Посевная, уронил Василь Федорович. Людей со стороны нанимать не собираемся.
Знаем, знаем, но Одним словом, есть мнение форсировать строительство.
Чье мнение? спросил Грек.
Ну, есть, есть
Чье? настаивал Василь Федорович.
Что вы грубите! Слишком много на себя берете. Будете отвечать! заорал вдруг Куница, и казалось, вот-вот оборвется провод. И наступила тяжелая тишина. Только в трубке слышалось сердитое сопение.

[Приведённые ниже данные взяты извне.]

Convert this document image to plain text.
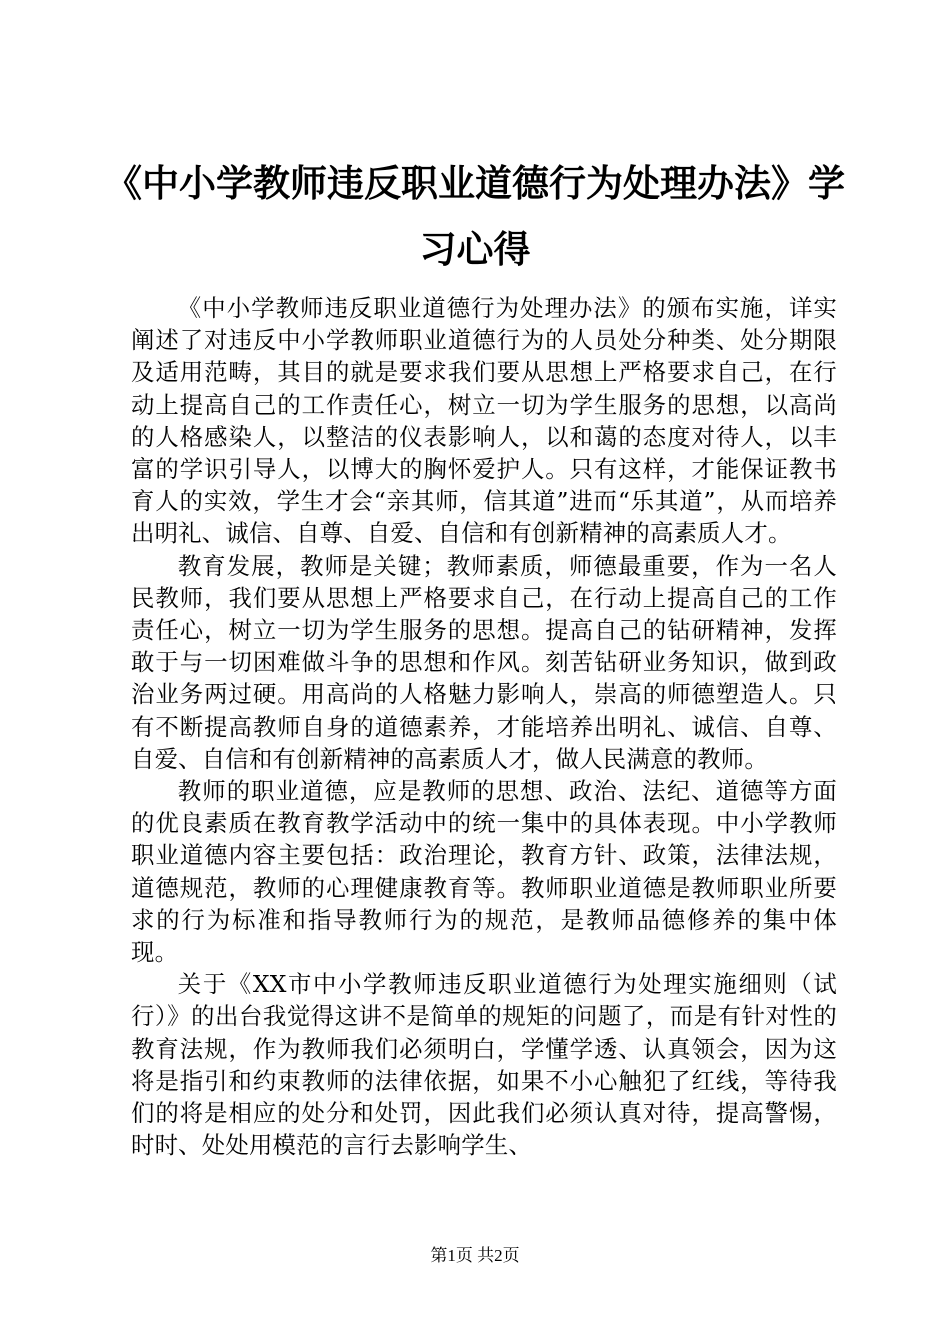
《中小学教师违反职业道德行为处理办法》学习心得

《中小学教师违反职业道德行为处理办法》的颁布实施，详实阐述了对违反中小学教师职业道德行为的人员处分种类、处分期限及适用范畴，其目的就是要求我们要从思想上严格要求自己，在行动上提高自己的工作责任心，树立一切为学生服务的思想，以高尚的人格感染人，以整洁的仪表影响人，以和蔼的态度对待人，以丰富的学识引导人，以博大的胸怀爱护人。只有这样，才能保证教书育人的实效，学生才会“亲其师，信其道”进而“乐其道”，从而培养出明礼、诚信、自尊、自爱、自信和有创新精神的高素质人才。

教育发展，教师是关键；教师素质，师德最重要，作为一名人民教师，我们要从思想上严格要求自己，在行动上提高自己的工作责任心，树立一切为学生服务的思想。提高自己的钻研精神，发挥敢于与一切困难做斗争的思想和作风。刻苦钻研业务知识，做到政治业务两过硬。用高尚的人格魅力影响人，崇高的师德塑造人。只有不断提高教师自身的道德素养，才能培养出明礼、诚信、自尊、自爱、自信和有创新精神的高素质人才，做人民满意的教师。

教师的职业道德，应是教师的思想、政治、法纪、道德等方面的优良素质在教育教学活动中的统一集中的具体表现。中小学教师职业道德内容主要包括：政治理论，教育方针、政策，法律法规，道德规范，教师的心理健康教育等。教师职业道德是教师职业所要求的行为标准和指导教师行为的规范，是教师品德修养的集中体现。

关于《XX市中小学教师违反职业道德行为处理实施细则（试行）》的出台我觉得这讲不是简单的规矩的问题了，而是有针对性的教育法规，作为教师我们必须明白，学懂学透、认真领会，因为这将是指引和约束教师的法律依据，如果不小心触犯了红线，等待我们的将是相应的处分和处罚，因此我们必须认真对待，提高警惕，时时、处处用模范的言行去影响学生、

第1页 共2页
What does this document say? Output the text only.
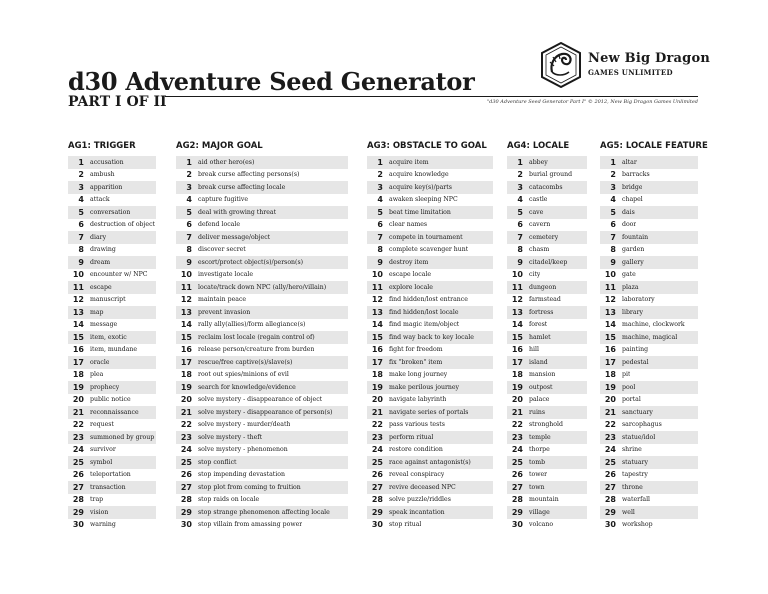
New Big Dragon
GAMES UNLIMITED
d30 Adventure Seed Generator
PART I OF II	"d30 Adventure Seed Generator Part I" © 2012, New Big Dragon Games Unlimited
AG1: TRIGGER
1 accusation
2 ambush
3 apparition
4 attack
5 conversation
6 destruction of object
7 diary
8 drawing
9 dream
10 encounter w/ NPC
11 escape
12 manuscript
13 map
14 message
15 item, exotic
16 item, mundane
17 oracle
18 plea
19 prophecy
20 public notice
21 reconnaissance
22 request
23 summoned by group
24 survivor
25 symbol
26 teleportation
27 transaction
28 trap
29 vision
30 warning
AG2: MAJOR GOAL
1 aid other hero(es)
2 break curse affecting persons(s)
3 break curse affecting locale
4 capture fugitive
5 deal with growing threat
6 defend locale
7 deliver message/object
8 discover secret
9 escort/protect object(s)/person(s)
10 investigate locale
11 locate/track down NPC (ally/hero/villain)
12 maintain peace
13 prevent invasion
14 rally ally(allies)/form allegiance(s)
15 reclaim lost locale (regain control of)
16 release person/creature from burden
17 rescue/free captive(s)/slave(s)
18 root out spies/minions of evil
19 search for knowledge/evidence
20 solve mystery - disappearance of object
21 solve mystery - disappearance of person(s)
22 solve mystery - murder/death
23 solve mystery - theft
24 solve mystery - phenomenon
25 stop conflict
26 stop impending devastation
27 stop plot from coming to fruition
28 stop raids on locale
29 stop strange phenomenon affecting locale
30 stop villain from amassing power
AG3: OBSTACLE TO GOAL
1 acquire item
2 acquire knowledge
3 acquire key(s)/parts
4 awaken sleeping NPC
5 beat time limitation
6 clear names
7 compete in tournament
8 complete scavenger hunt
9 destroy item
10 escape locale
11 explore locale
12 find hidden/lost entrance
13 find hidden/lost locale
14 find magic item/object
15 find way back to key locale
16 fight for freedom
17 fix "broken" item
18 make long journey
19 make perilous journey
20 navigate labyrinth
21 navigate series of portals
22 pass various tests
23 perform ritual
24 restore condition
25 race against antagonist(s)
26 reveal conspiracy
27 revive deceased NPC
28 solve puzzle/riddles
29 speak incantation
30 stop ritual
AG4: LOCALE
1 abbey
2 burial ground
3 catacombs
4 castle
5 cave
6 cavern
7 cemetery
8 chasm
9 citadel/keep
10 city
11 dungeon
12 farmstead
13 fortress
14 forest
15 hamlet
16 hill
17 island
18 mansion
19 outpost
20 palace
21 ruins
22 stronghold
23 temple
24 thorpe
25 tomb
26 tower
27 town
28 mountain
29 village
30 volcano
AG5: LOCALE FEATURE
1 altar
2 barracks
3 bridge
4 chapel
5 dais
6 door
7 fountain
8 garden
9 gallery
10 gate
11 plaza
12 laboratory
13 library
14 machine, clockwork
15 machine, magical
16 painting
17 pedestal
18 pit
19 pool
20 portal
21 sanctuary
22 sarcophagus
23 statue/idol
24 shrine
25 statuary
26 tapestry
27 throne
28 waterfall
29 well
30 workshop
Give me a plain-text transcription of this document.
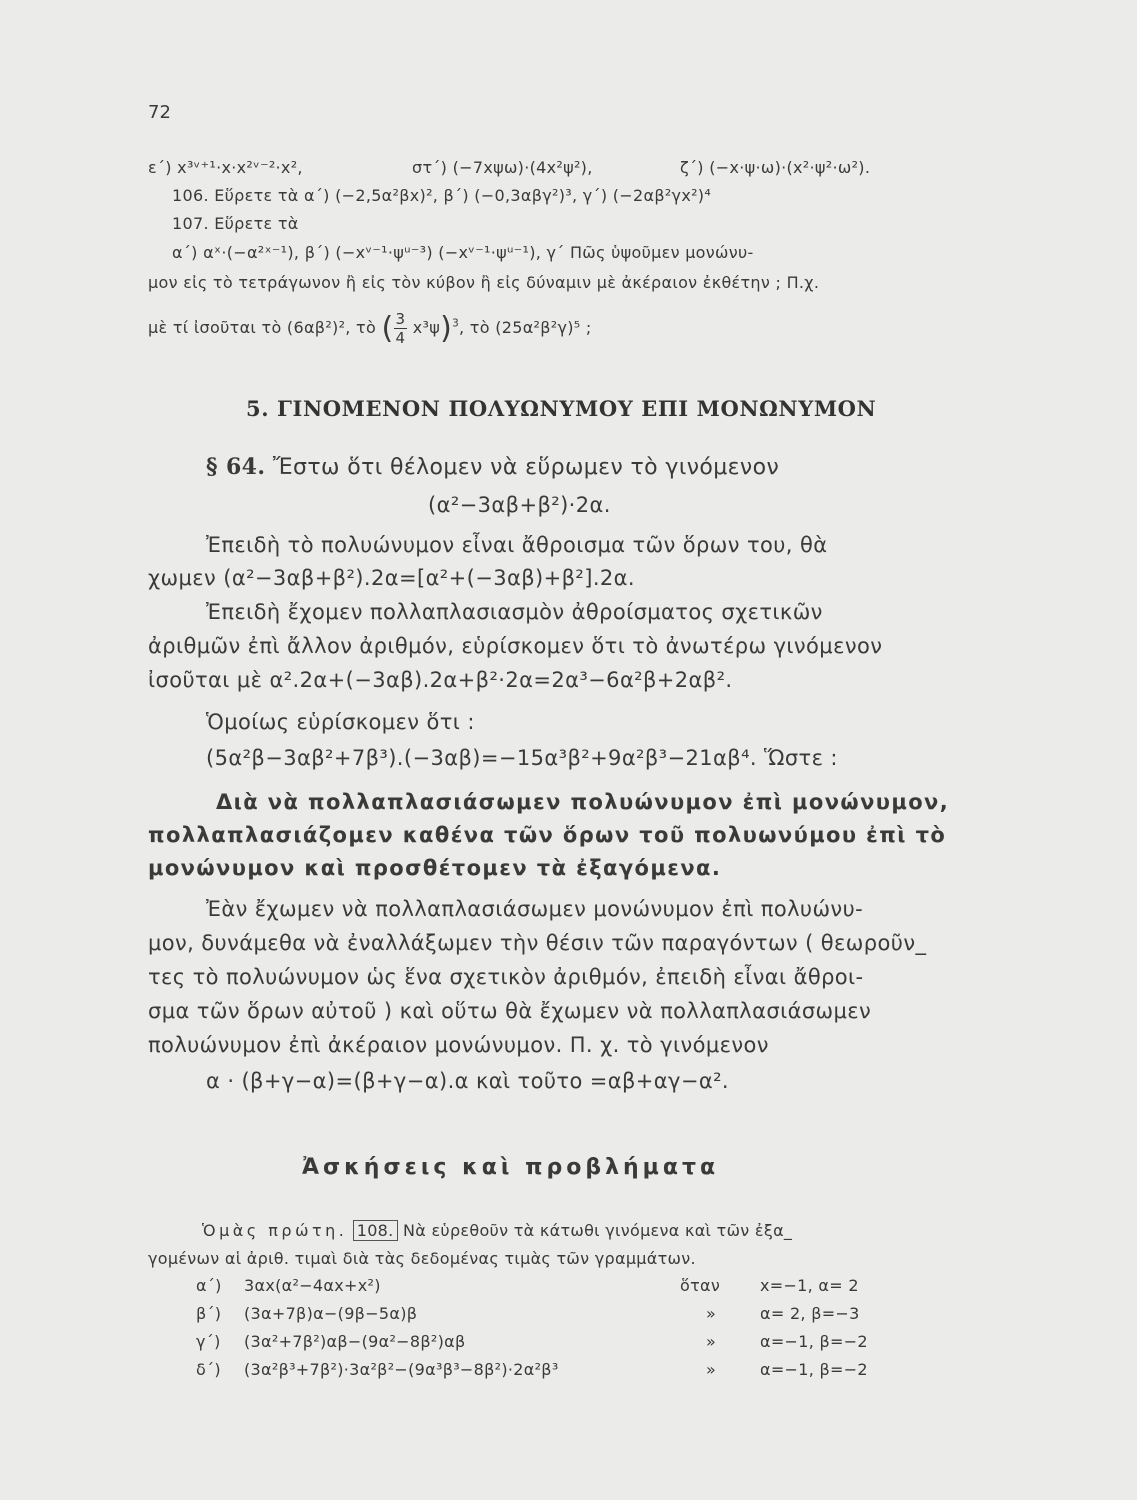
72
ε΄) x³ᵛ⁺¹·x·x²ᵛ⁻²·x²,	στ΄) (−7xψω)·(4x²ψ²),	ζ΄) (−x·ψ·ω)·(x²·ψ²·ω²).
106. Εὕρετε τὰ α΄) (−2,5α²βx)², β΄) (−0,3αβγ²)³, γ΄) (−2αβ²γx²)⁴
107. Εὕρετε τὰ
α΄) αˣ·(−α²ˣ⁻¹), β΄) (−xᵛ⁻¹·ψᵘ⁻³) (−xᵛ⁻¹·ψᵘ⁻¹), γ΄ Πῶς ὑψοῦμεν μονώνυ-
μον εἰς τὸ τετράγωνον ἢ εἰς τὸν κύβον ἢ εἰς δύναμιν μὲ ἀκέραιον ἐκθέτην ; Π.χ.
μὲ τί ἰσοῦται τὸ (6αβ²)², τὸ ( $\frac{3}{4} x^3\psi)^3$, τὸ (25α²β²γ)⁵ ;
5. ΓΙΝΟΜΕΝΟΝ ΠΟΛΥΩΝΥΜΟΥ ΕΠΙ ΜΟΝΩΝΥΜΟΝ
§ 64. Ἔστω ὅτι θέλομεν νὰ εὕρωμεν τὸ γινόμενον
(α²−3αβ+β²)·2α.
Ἐπειδὴ τὸ πολυώνυμον εἶναι ἄθροισμα τῶν ὅρων του, θὰ
χωμεν (α²−3αβ+β²).2α=[α²+(−3αβ)+β²].2α.
Ἐπειδὴ ἔχομεν πολλαπλασιασμὸν ἀθροίσματος σχετικῶν
ἀριθμῶν ἐπὶ ἄλλον ἀριθμόν, εὑρίσκομεν ὅτι τὸ ἀνωτέρω γινόμενον
ἰσοῦται μὲ α².2α+(−3αβ).2α+β²·2α=2α³−6α²β+2αβ².
Ὁμοίως εὑρίσκομεν ὅτι :
(5α²β−3αβ²+7β³).(−3αβ)=−15α³β²+9α²β³−21αβ⁴. Ὥστε :
Διὰ νὰ πολλαπλασιάσωμεν πολυώνυμον ἐπὶ μονώνυμον,
πολλαπλασιάζομεν καθένα τῶν ὅρων τοῦ πολυωνύμου ἐπὶ τὸ
μονώνυμον καὶ προσθέτομεν τὰ ἐξαγόμενα.
Ἐὰν ἔχωμεν νὰ πολλαπλασιάσωμεν μονώνυμον ἐπὶ πολυώνυ-
μον, δυνάμεθα νὰ ἐναλλάξωμεν τὴν θέσιν τῶν παραγόντων ( θεωροῦν_
τες τὸ πολυώνυμον ὡς ἕνα σχετικὸν ἀριθμόν, ἐπειδὴ εἶναι ἄθροι-
σμα τῶν ὅρων αὐτοῦ ) καὶ οὕτω θὰ ἔχωμεν νὰ πολλαπλασιάσωμεν
πολυώνυμον ἐπὶ ἀκέραιον μονώνυμον. Π. χ. τὸ γινόμενον
α · (β+γ−α)=(β+γ−α).α καὶ τοῦτο =αβ+αγ−α².
Ἀσκήσεις καὶ προβλήματα
Ὁμὰς πρώτη. 108. Νὰ εὑρεθοῦν τὰ κάτωθι γινόμενα καὶ τῶν ἐξα_
γομένων αἱ ἀριθ. τιμαὶ διὰ τὰς δεδομένας τιμὰς τῶν γραμμάτων.
α΄) 3αx(α²−4αx+x²)	ὅταν x=−1, α= 2
β΄) (3α+7β)α−(9β−5α)β	»	α= 2, β=−3
γ΄) (3α²+7β²)αβ−(9α²−8β²)αβ	»	α=−1, β=−2
δ΄) (3α²β³+7β²)·3α²β²−(9α³β³−8β²)·2α²β³	»	α=−1, β=−2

В Греке горячо вспыхнул гнев, но он через силу подавил его:
Я не грублю, просто хочу знать, чье мнение: бюро райкома, первого секретаря или ваше собственное?
Куница бросил трубку. Василь Федорович представил себе, как тот теперь накручивает диск, жалуется на него, и усмехнулся. Пускай жалуется, моль бумажная! Уже где-то навел справки о строящихся в районе комплексах и хочет выехать на нем. Дудки! Грек торопиться не будет. Строят ведь не на один год.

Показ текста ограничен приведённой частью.